‘Counter-Semite’: the Latest in White Nationalist Rebranding

Graphic by Angelie Zaslavsky
As any social media guru will tell you, it’s all about brand. And in 2016, white nationalists have clearly got the memo. Prominent Neo-Nazis are dropping the swastika for a more palatable symbol in an effort to mainstream. “Alt-right” leaders like Richard Spencer are popularizing a haircut once worn by a Hitler youth group — and calling it the “fashy,” short for fascist.
Now, some are trying to recast the very idea of anti-Semitism as “counter-Semitism.”
Rightpedia, a new Wikipedia-style online encyclopedia for “alt-right” views, describes “counter-Semitism” as a sort of evolution of the term “anti-Semitism” which has been “distorted” by media and a “neutral” term to describe a “self-defensive opposition and criticism of Jewish supremacism.” On the blog “Views from the Right,” a writer offered: “Counter-semitism implies not just an ill-defined hate, but a complete political program, that elevates Jews to the status of the Great Enemy.”
The term dates back at least to the 1990s, and may have originated in a piece by the writer Joseph Sobran, who wrote that the term anti-Semitism had become overused and that “counter-Semitism” was an attempt “to bring Jews down to the level of ordinary civil society.”
A commenter on the site Occidental Observer wrote: “The ‘counter-Semite’ meme redirects the scrutiny back on them, to their malfeasance.
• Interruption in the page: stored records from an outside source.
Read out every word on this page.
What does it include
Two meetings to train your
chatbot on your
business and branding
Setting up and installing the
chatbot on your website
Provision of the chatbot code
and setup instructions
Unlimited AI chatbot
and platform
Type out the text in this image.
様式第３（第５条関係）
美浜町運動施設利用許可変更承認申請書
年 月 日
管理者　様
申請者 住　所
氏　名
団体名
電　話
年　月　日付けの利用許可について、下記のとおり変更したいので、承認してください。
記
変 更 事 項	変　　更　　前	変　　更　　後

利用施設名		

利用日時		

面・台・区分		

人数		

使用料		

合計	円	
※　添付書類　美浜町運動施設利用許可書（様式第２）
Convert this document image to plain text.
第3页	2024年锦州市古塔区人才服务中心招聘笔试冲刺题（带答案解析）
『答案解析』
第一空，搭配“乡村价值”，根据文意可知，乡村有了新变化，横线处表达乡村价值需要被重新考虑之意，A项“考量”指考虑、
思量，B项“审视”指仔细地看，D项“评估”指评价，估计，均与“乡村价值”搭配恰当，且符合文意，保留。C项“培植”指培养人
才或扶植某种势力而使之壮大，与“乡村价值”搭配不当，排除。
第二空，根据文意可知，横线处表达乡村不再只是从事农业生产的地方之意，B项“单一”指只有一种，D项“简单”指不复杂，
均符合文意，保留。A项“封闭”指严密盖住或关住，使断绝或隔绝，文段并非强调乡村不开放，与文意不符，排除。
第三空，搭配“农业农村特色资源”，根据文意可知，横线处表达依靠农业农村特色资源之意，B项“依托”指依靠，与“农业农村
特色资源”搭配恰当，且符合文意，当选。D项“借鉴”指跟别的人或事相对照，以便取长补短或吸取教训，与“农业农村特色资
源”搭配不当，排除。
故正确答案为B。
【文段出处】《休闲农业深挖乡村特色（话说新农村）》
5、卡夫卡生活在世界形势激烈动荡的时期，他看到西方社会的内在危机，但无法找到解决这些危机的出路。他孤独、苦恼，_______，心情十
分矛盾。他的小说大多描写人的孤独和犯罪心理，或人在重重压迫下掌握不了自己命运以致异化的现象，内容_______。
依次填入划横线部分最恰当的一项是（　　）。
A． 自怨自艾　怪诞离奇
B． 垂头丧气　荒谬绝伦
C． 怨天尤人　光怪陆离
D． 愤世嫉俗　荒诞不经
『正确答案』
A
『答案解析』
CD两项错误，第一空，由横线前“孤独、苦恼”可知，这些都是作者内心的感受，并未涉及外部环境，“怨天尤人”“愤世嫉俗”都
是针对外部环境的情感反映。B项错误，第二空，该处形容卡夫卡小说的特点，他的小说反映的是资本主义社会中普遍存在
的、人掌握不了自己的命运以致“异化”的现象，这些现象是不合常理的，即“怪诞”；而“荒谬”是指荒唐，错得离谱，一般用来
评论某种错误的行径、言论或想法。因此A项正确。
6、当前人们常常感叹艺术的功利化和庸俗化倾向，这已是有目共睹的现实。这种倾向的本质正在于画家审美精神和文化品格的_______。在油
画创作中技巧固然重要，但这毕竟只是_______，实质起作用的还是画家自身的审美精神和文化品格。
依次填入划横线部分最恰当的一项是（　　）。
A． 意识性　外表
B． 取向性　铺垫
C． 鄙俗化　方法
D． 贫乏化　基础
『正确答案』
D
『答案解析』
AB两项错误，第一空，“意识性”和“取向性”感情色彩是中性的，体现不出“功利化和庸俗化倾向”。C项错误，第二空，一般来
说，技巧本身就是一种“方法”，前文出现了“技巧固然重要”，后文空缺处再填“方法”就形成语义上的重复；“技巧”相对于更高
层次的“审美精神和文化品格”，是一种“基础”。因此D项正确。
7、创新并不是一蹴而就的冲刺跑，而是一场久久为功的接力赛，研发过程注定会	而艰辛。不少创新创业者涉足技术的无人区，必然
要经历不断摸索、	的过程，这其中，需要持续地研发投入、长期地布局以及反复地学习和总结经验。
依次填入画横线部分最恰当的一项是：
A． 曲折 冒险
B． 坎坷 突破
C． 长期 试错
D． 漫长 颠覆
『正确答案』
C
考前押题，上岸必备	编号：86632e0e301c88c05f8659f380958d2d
After all, Jews are now the foremost power-holders and the dominators in American life. They are not a powerless group of innocent bystanders. They are punching down. We are punching up.”
The preference among white nationalists for the term makes sense, says Brian Tashman, a researcher for Right Wing Watch. Members of the “alt-right” see themselves as a persecuted minority, oppressed from above (by “nefarious groups” like “globalist” Jews) and below (by immigrants and minorities).
“It’s part of this rebranding to make anti-Semitism more palatable,” said Tashman.